REl - 0600093-39.2020.6.21.0059 - Voto Relator(a) - Sessão: 16/12/2020 às 10:00

VOTO

O recurso é tempestivo e preenche os demais requisitos de admissibilidade, razão pela qual dele conheço.

Quanto ao mérito, a Procuradoria Regional Eleitoral opõe embargos de declaração, ao argumento de omissões relativamente a:

(1) argumento do recurso da Promotoria Eleitoral – ausência de condição de registrabilidade. Aduz que, ainda que não concedidos efeitos infringentes, para fins de recurso especial, torna-se necessário que as premissas fáticas estejam reconhecidas na decisão embargada;

(2) questão fática e probatória, qual seja, o afastamento do “reconhecimento do documento ao final apresentado como certidão de objeto e pé do processo no qual o candidato recebeu condenação criminal em segunda instância, notadamente as informações constantes nas certidões narratórias do STF e do STJ, que demonstram que o processo foi julgado e retornou ao Tribunal de Justiça ainda no ano de 2016”.

Quanto ao vício apontado no item 1, há parcela de razão ao embargante.

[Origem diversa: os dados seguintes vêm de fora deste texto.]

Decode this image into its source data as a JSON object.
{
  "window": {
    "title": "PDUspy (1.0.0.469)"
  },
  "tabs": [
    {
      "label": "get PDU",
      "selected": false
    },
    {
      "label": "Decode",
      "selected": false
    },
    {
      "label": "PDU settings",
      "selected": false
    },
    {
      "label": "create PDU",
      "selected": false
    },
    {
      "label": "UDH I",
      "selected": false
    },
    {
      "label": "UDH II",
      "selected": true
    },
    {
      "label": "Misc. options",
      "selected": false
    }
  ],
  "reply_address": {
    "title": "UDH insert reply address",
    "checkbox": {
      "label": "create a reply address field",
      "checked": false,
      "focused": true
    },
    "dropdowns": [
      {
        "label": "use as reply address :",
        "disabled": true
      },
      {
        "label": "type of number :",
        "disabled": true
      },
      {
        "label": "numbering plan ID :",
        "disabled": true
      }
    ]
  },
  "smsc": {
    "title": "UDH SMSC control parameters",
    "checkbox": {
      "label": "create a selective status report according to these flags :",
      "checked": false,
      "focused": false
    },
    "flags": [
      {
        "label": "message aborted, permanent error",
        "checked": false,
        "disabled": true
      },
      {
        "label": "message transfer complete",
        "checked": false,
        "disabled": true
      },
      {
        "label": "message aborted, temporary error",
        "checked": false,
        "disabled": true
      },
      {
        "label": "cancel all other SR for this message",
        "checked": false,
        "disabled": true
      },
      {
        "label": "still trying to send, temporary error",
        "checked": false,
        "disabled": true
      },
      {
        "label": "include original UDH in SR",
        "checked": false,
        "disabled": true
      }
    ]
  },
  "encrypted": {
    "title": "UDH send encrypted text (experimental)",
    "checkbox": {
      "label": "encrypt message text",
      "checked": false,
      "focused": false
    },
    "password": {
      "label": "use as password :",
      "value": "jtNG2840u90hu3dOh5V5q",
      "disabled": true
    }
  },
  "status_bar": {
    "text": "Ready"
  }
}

O voto condutor não se manifestou relativamente à alegada ausência de condição de registrabilidade, apontada pela Promotoria Eleitoral no recurso, nos termos do art. 27 da Resolução TSE n. 23.609/19, de modo que deve haver integração.

Gizo, contudo, que com a apresentação das certidões narratórias perante este Tribunal (situação aceita nos registros de candidatura), houve a superação lógica do argumento. A condição de registrabilidade foi atendida formalmente, e passou-se a perquirir se o documento apresentado era adequado.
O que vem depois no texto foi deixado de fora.